Raj Lala, former head of Wisdom Tree in Canada, is leading newcomer ETF firm Evolve into its first listings, with four actively managed ETFs on the launch pad in Toronto this month.
What’s that? Active you say? Well, yes, the funds will be listed on the Toronto Stock Exchange (TSX) – they are Evolve Active US Core Equity, Evolve Active Short Duration Bond, Evolve Active Canadian Preferred Share, and Evolve Active Floating Rate Loan. The management fees on the funds range from 0.65% to 0.75%, which is a lot lower than most mutual funds on the market.
The funds are not passive trackers, however, and will be sub-advised by third party investment managers, like Nuveen Asset Management and Gordon & Payne. However, Evolve will also be looking at pure passive funds as potential future products. In particularly, according to Lala, there are some areas of the ETF market that are under-served.
Want to find out more about ETFs? Check out our Exchange Traded Funds tutorial.
What are actively managed ETFs?
Readers in Europe may be forgiven for thinking that all ETFs are purely passive index trackers. After all, ETFs, exchange-traded funds, have become popular because of their low fees and their ability to simply follow market indexes as closely as possible. Why then the need for third party management advisors, as in this case?
Active ETFs are growing in popularity with investors because of the convenience factor rather than the price factor. While management fees will be higher than passive index trackers – how can they not be – these funds are still structured as an exchange-traded vehicle, which can be bought or sold like a share. In some ways there are similarities with the investment trust structure in the UK. Investors may even want to trade actively managed ETFs on an intra day basis. By contrast, conventional mutual funds or unit trusts come with high front end fees which are partly there to encourage investors to stick with the fund for a few years. What asset managers don’t like is investors skipping around between products as markets change, and try to structure the fees for their products accordingly.

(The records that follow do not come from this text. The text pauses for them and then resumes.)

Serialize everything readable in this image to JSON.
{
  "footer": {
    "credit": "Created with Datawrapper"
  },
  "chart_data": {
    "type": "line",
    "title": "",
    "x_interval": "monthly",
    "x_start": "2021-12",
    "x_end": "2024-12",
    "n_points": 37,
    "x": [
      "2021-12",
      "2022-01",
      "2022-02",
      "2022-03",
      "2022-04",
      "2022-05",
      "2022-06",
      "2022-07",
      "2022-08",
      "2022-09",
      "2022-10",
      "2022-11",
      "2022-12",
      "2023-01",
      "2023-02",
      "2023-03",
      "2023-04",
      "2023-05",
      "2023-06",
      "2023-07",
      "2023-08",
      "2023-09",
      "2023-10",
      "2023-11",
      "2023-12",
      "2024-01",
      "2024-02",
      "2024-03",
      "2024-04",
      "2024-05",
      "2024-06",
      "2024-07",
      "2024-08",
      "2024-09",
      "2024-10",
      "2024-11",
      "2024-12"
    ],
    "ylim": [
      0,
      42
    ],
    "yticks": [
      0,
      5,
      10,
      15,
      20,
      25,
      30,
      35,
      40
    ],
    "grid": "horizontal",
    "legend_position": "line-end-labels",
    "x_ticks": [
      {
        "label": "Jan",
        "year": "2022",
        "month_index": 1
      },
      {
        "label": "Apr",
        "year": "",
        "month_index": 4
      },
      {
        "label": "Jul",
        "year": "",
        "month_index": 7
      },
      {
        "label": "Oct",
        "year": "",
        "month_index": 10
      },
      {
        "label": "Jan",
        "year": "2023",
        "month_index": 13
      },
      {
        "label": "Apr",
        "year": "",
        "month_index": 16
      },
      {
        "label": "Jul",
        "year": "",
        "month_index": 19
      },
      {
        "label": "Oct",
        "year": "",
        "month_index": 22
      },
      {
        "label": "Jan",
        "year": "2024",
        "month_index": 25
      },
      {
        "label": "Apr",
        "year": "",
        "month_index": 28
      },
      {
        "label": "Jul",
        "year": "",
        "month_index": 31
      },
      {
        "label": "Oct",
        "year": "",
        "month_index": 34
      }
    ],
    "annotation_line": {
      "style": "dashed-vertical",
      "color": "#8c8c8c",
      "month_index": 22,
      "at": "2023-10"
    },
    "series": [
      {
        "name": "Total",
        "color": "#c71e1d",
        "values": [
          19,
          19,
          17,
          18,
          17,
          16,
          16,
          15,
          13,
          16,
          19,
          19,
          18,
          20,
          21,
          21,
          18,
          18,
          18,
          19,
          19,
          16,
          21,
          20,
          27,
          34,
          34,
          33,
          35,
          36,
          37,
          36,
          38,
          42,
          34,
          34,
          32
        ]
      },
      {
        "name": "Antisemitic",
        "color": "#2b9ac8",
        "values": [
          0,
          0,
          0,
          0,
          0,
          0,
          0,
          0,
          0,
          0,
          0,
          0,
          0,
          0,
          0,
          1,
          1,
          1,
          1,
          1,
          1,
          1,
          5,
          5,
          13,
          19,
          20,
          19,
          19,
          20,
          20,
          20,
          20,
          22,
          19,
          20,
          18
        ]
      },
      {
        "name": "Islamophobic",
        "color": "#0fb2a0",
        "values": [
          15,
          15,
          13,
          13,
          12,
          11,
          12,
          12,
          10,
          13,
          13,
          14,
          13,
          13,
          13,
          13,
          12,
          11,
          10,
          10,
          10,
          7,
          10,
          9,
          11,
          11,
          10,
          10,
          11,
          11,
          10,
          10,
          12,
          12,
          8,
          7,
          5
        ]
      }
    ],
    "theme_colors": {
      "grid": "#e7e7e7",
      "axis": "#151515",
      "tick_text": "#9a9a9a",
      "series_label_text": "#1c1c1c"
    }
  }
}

Even big ETF providers like Vanguard, which spearheaded the passive investing revolution, are now launching actively managed ETFs. The market for active ETFs is still only tiny, mind you. Total assets under management in the US market alone came to just south of $15 billion three years ago, but this is what the now massive passive industry looked like in 1999.
And ‘smart beta’ is getting in on the act too
Fund managers themselves also worry about giving away too much information – actively managed ETFs, because of the transparency requirements of stock exchanges, mean giving away quite a lot of information about a fund manager’s buying and selling habits. Portfolio managers obsess about their competitors spying on them, or being front run by brokers or other more nimble managers. Yet fund managers also have one eye on the massive volumes of assets being directed into ETFs at the moment.
On top of this we are seeing the growth of so-called ‘smart beta’ ETFs – funds which do not blindly track the index, but where the manager has a degree of active decision making intended to optimise the performance of the fund. These are proving very popular with financial advisors in the US and The Armchair Trader has several conversations with ETF managers who are planning smart beta launches in the European market, although we are sadly bound to secrecy on these at this point in time.
However, the big money managers of smart beta include the like Wisdom Tree, First Trust Dorsey Wright, iShares, Vanguard and SPDR with its DoubleLine Total Return Tactical.
Where does this leave you, the investor? A bigger market is a good thing – you have more choice, plus lower fees are forcing fund managers to price their products more competitively. Active and smart beta funds will be bringing you more investment talent at a lower price point. Think of it like being able to buy Premiership football talent for your team at a lower price, and being able to sell players on without the complexities of a big contract. For the smaller investor, actively managed exchange traded funds seem like a good thing.
Professional money managers will still argue that you need to invest for the long term, but they frequently say this because they know you need to stay invested in funds for a long period to make up the big fees you traditionally paid to get into them in the first place. Some of the best investment profits I’ve made have been in the 6-12 month time horizon, at a time when the FTSE 100 was flat over a 10 year period. That shoots that argument down, and also makes the case for using ETFs to capitalise on medium term market trends without seeing your gains eaten by fees.